We are concerned about one aspect of the rule as it has evolved. Initially, the rule and guidelines (Guideline 4) made clear that a guilty plea or admission of guilt could not be a prerequisite to admission. That is still the general rule. However, exceptions were permitted when it was perceived that a plea could be seen as a sign of remorse or a significant step in rehabilitation and, perhaps more significantly, when the period of enrollment was elongated so that so much time could pass before trial of a defendant who was terminated from the program for lack of compliance or because of another arrest, or who did not successfully complete the program and was ordered to proceed with prosecution. At present a guilty plea is required for certain offenses. See R. 3:28-5.

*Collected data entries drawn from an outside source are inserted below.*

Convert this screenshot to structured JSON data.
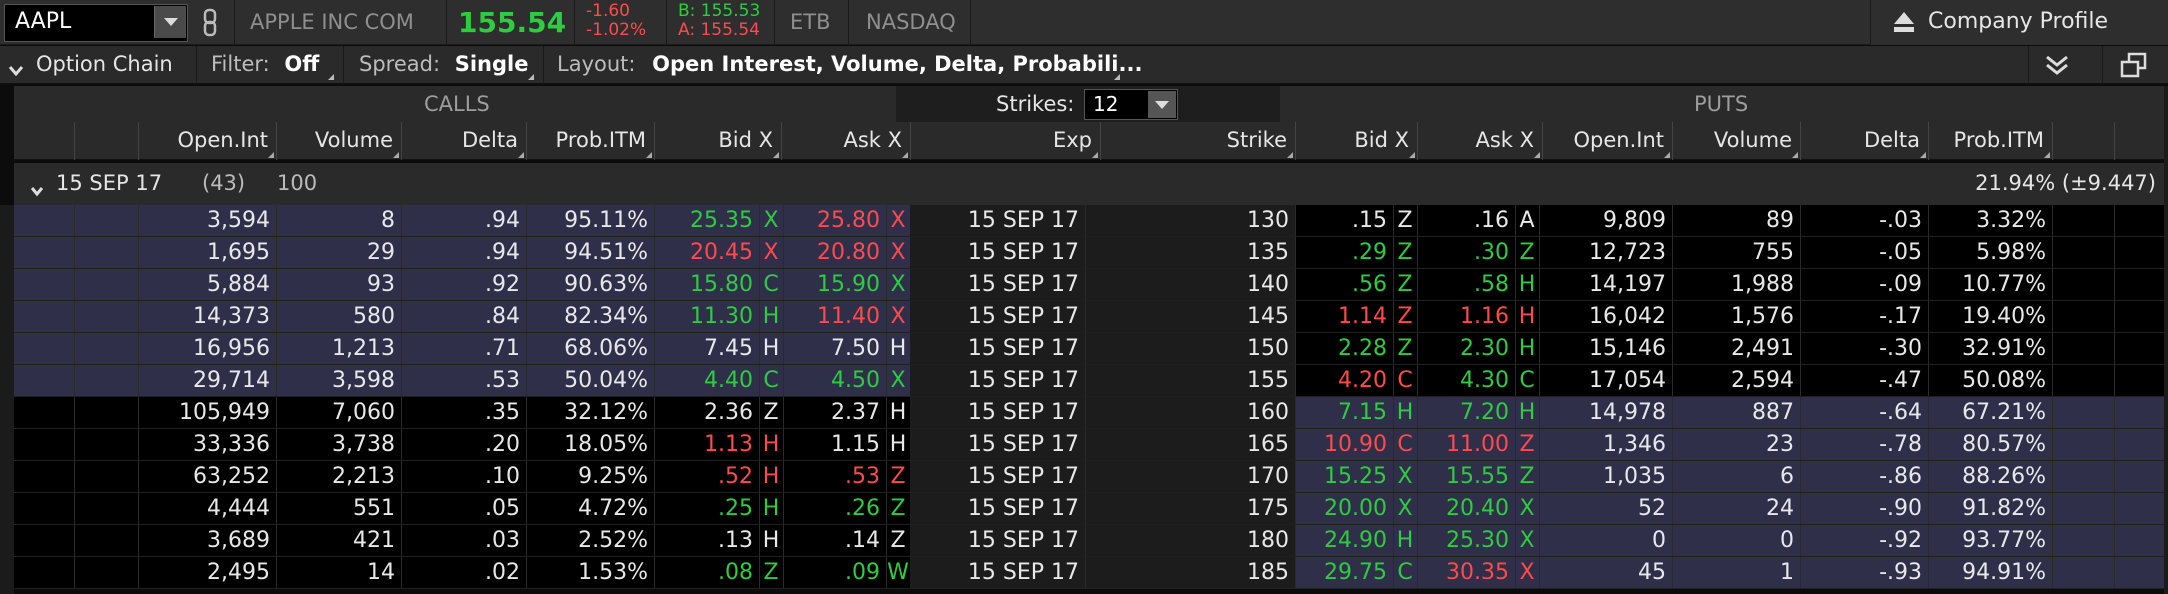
{
  "header": {
    "symbol": "AAPL",
    "company": "APPLE INC COM",
    "last": "155.54",
    "change": "-1.60",
    "change_pct": "-1.02%",
    "bid": "B: 155.53",
    "ask": "A: 155.54",
    "etb": "ETB",
    "exchange": "NASDAQ",
    "company_profile": "Company Profile"
  },
  "toolbar": {
    "option_chain": "Option Chain",
    "filter_label": "Filter:",
    "filter_value": "Off",
    "spread_label": "Spread:",
    "spread_value": "Single",
    "layout_label": "Layout:",
    "layout_value": "Open Interest, Volume, Delta, Probabili..."
  },
  "groups": {
    "calls": "CALLS",
    "puts": "PUTS",
    "strikes_label": "Strikes:",
    "strikes_value": "12"
  },
  "columns": {
    "calls": [
      "Open.Int",
      "Volume",
      "Delta",
      "Prob.ITM",
      "Bid X",
      "Ask X"
    ],
    "mid": [
      "Exp",
      "Strike"
    ],
    "puts": [
      "Bid X",
      "Ask X",
      "Open.Int",
      "Volume",
      "Delta",
      "Prob.ITM"
    ]
  },
  "expiration": {
    "date": "15 SEP 17",
    "days": "(43)",
    "multiplier": "100",
    "iv": "21.94% (±9.447)"
  },
  "colors": {
    "green": "#2ecc40",
    "red": "#ff4b4b",
    "itm_bg": "#2f2f4a",
    "otm_bg": "#000000",
    "mid_bg": "#1c1c1c"
  },
  "rows": [
    {
      "call_oi": "3,594",
      "call_vol": "8",
      "call_delta": ".94",
      "call_prob": "95.11%",
      "call_bid": "25.35",
      "call_bid_c": "g",
      "call_bid_x": "X",
      "call_ask": "25.80",
      "call_ask_c": "r",
      "call_ask_x": "X",
      "exp": "15 SEP 17",
      "strike": "130",
      "put_bid": ".15",
      "put_bid_c": "w",
      "put_bid_x": "Z",
      "put_ask": ".16",
      "put_ask_c": "w",
      "put_ask_x": "A",
      "put_oi": "9,809",
      "put_vol": "89",
      "put_delta": "-.03",
      "put_prob": "3.32%",
      "call_itm": true,
      "put_itm": false
    },
    {
      "call_oi": "1,695",
      "call_vol": "29",
      "call_delta": ".94",
      "call_prob": "94.51%",
      "call_bid": "20.45",
      "call_bid_c": "r",
      "call_bid_x": "X",
      "call_ask": "20.80",
      "call_ask_c": "r",
      "call_ask_x": "X",
      "exp": "15 SEP 17",
      "strike": "135",
      "put_bid": ".29",
      "put_bid_c": "g",
      "put_bid_x": "Z",
      "put_ask": ".30",
      "put_ask_c": "g",
      "put_ask_x": "Z",
      "put_oi": "12,723",
      "put_vol": "755",
      "put_delta": "-.05",
      "put_prob": "5.98%",
      "call_itm": true,
      "put_itm": false
    },
    {
      "call_oi": "5,884",
      "call_vol": "93",
      "call_delta": ".92",
      "call_prob": "90.63%",
      "call_bid": "15.80",
      "call_bid_c": "g",
      "call_bid_x": "C",
      "call_ask": "15.90",
      "call_ask_c": "g",
      "call_ask_x": "X",
      "exp": "15 SEP 17",
      "strike": "140",
      "put_bid": ".56",
      "put_bid_c": "g",
      "put_bid_x": "Z",
      "put_ask": ".58",
      "put_ask_c": "g",
      "put_ask_x": "H",
      "put_oi": "14,197",
      "put_vol": "1,988",
      "put_delta": "-.09",
      "put_prob": "10.77%",
      "call_itm": true,
      "put_itm": false
    },
    {
      "call_oi": "14,373",
      "call_vol": "580",
      "call_delta": ".84",
      "call_prob": "82.34%",
      "call_bid": "11.30",
      "call_bid_c": "g",
      "call_bid_x": "H",
      "call_ask": "11.40",
      "call_ask_c": "r",
      "call_ask_x": "X",
      "exp": "15 SEP 17",
      "strike": "145",
      "put_bid": "1.14",
      "put_bid_c": "r",
      "put_bid_x": "Z",
      "put_ask": "1.16",
      "put_ask_c": "r",
      "put_ask_x": "H",
      "put_oi": "16,042",
      "put_vol": "1,576",
      "put_delta": "-.17",
      "put_prob": "19.40%",
      "call_itm": true,
      "put_itm": false
    },
    {
      "call_oi": "16,956",
      "call_vol": "1,213",
      "call_delta": ".71",
      "call_prob": "68.06%",
      "call_bid": "7.45",
      "call_bid_c": "w",
      "call_bid_x": "H",
      "call_ask": "7.50",
      "call_ask_c": "w",
      "call_ask_x": "H",
      "exp": "15 SEP 17",
      "strike": "150",
      "put_bid": "2.28",
      "put_bid_c": "g",
      "put_bid_x": "Z",
      "put_ask": "2.30",
      "put_ask_c": "g",
      "put_ask_x": "H",
      "put_oi": "15,146",
      "put_vol": "2,491",
      "put_delta": "-.30",
      "put_prob": "32.91%",
      "call_itm": true,
      "put_itm": false
    },
    {
      "call_oi": "29,714",
      "call_vol": "3,598",
      "call_delta": ".53",
      "call_prob": "50.04%",
      "call_bid": "4.40",
      "call_bid_c": "g",
      "call_bid_x": "C",
      "call_ask": "4.50",
      "call_ask_c": "g",
      "call_ask_x": "X",
      "exp": "15 SEP 17",
      "strike": "155",
      "put_bid": "4.20",
      "put_bid_c": "r",
      "put_bid_x": "C",
      "put_ask": "4.30",
      "put_ask_c": "g",
      "put_ask_x": "C",
      "put_oi": "17,054",
      "put_vol": "2,594",
      "put_delta": "-.47",
      "put_prob": "50.08%",
      "call_itm": true,
      "put_itm": false
    },
    {
      "call_oi": "105,949",
      "call_vol": "7,060",
      "call_delta": ".35",
      "call_prob": "32.12%",
      "call_bid": "2.36",
      "call_bid_c": "w",
      "call_bid_x": "Z",
      "call_ask": "2.37",
      "call_ask_c": "w",
      "call_ask_x": "H",
      "exp": "15 SEP 17",
      "strike": "160",
      "put_bid": "7.15",
      "put_bid_c": "g",
      "put_bid_x": "H",
      "put_ask": "7.20",
      "put_ask_c": "g",
      "put_ask_x": "H",
      "put_oi": "14,978",
      "put_vol": "887",
      "put_delta": "-.64",
      "put_prob": "67.21%",
      "call_itm": false,
      "put_itm": true
    },
    {
      "call_oi": "33,336",
      "call_vol": "3,738",
      "call_delta": ".20",
      "call_prob": "18.05%",
      "call_bid": "1.13",
      "call_bid_c": "r",
      "call_bid_x": "H",
      "call_ask": "1.15",
      "call_ask_c": "w",
      "call_ask_x": "H",
      "exp": "15 SEP 17",
      "strike": "165",
      "put_bid": "10.90",
      "put_bid_c": "r",
      "put_bid_x": "C",
      "put_ask": "11.00",
      "put_ask_c": "r",
      "put_ask_x": "Z",
      "put_oi": "1,346",
      "put_vol": "23",
      "put_delta": "-.78",
      "put_prob": "80.57%",
      "call_itm": false,
      "put_itm": true
    },
    {
      "call_oi": "63,252",
      "call_vol": "2,213",
      "call_delta": ".10",
      "call_prob": "9.25%",
      "call_bid": ".52",
      "call_bid_c": "r",
      "call_bid_x": "H",
      "call_ask": ".53",
      "call_ask_c": "r",
      "call_ask_x": "Z",
      "exp": "15 SEP 17",
      "strike": "170",
      "put_bid": "15.25",
      "put_bid_c": "g",
      "put_bid_x": "X",
      "put_ask": "15.55",
      "put_ask_c": "g",
      "put_ask_x": "Z",
      "put_oi": "1,035",
      "put_vol": "6",
      "put_delta": "-.86",
      "put_prob": "88.26%",
      "call_itm": false,
      "put_itm": true
    },
    {
      "call_oi": "4,444",
      "call_vol": "551",
      "call_delta": ".05",
      "call_prob": "4.72%",
      "call_bid": ".25",
      "call_bid_c": "g",
      "call_bid_x": "H",
      "call_ask": ".26",
      "call_ask_c": "g",
      "call_ask_x": "Z",
      "exp": "15 SEP 17",
      "strike": "175",
      "put_bid": "20.00",
      "put_bid_c": "g",
      "put_bid_x": "X",
      "put_ask": "20.40",
      "put_ask_c": "g",
      "put_ask_x": "X",
      "put_oi": "52",
      "put_vol": "24",
      "put_delta": "-.90",
      "put_prob": "91.82%",
      "call_itm": false,
      "put_itm": true
    },
    {
      "call_oi": "3,689",
      "call_vol": "421",
      "call_delta": ".03",
      "call_prob": "2.52%",
      "call_bid": ".13",
      "call_bid_c": "w",
      "call_bid_x": "H",
      "call_ask": ".14",
      "call_ask_c": "w",
      "call_ask_x": "Z",
      "exp": "15 SEP 17",
      "strike": "180",
      "put_bid": "24.90",
      "put_bid_c": "g",
      "put_bid_x": "H",
      "put_ask": "25.30",
      "put_ask_c": "g",
      "put_ask_x": "X",
      "put_oi": "0",
      "put_vol": "0",
      "put_delta": "-.92",
      "put_prob": "93.77%",
      "call_itm": false,
      "put_itm": true
    },
    {
      "call_oi": "2,495",
      "call_vol": "14",
      "call_delta": ".02",
      "call_prob": "1.53%",
      "call_bid": ".08",
      "call_bid_c": "g",
      "call_bid_x": "Z",
      "call_ask": ".09",
      "call_ask_c": "g",
      "call_ask_x": "W",
      "exp": "15 SEP 17",
      "strike": "185",
      "put_bid": "29.75",
      "put_bid_c": "g",
      "put_bid_x": "C",
      "put_ask": "30.35",
      "put_ask_c": "r",
      "put_ask_x": "X",
      "put_oi": "45",
      "put_vol": "1",
      "put_delta": "-.93",
      "put_prob": "94.91%",
      "call_itm": false,
      "put_itm": true
    }
  ]
}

We believe that where guilty pleas are required as a prerequisite of enrollment, the record should be sealed and remain sealed unless and until the defendant does not successfully complete the program and his case is returned to the calendar for sentencing. We think that a guilty plea in a case ultimately dismissed upon successful completion of pretrial intervention is inappropriate and inconsistent with both the purpose and spirit of the program which is designed to defer and avoid prosecution. Statements of defendants to program staff and PTI records have and remain confidential, and since the mid- 1970s the records of a defendant who successfully completed pretrial intervention have been maintained confidential even when expungement of arrest records have been ordered, and the rule and governing statutes preserve records to assure that prohibited multiple diversion opportunities do not occur. As a result, we see no benefit or reason to require a guilty plea to remain of record where a defendant successfully completes the pretrial diversion program and hopefully proceeds to enjoy a productive life without further involvement in the criminal justice system. We urge that Rule 3:28 (and Rule 1:38) be further amended to seal and maintain guilty pleas of defendants who successfully complete pretrial diversion.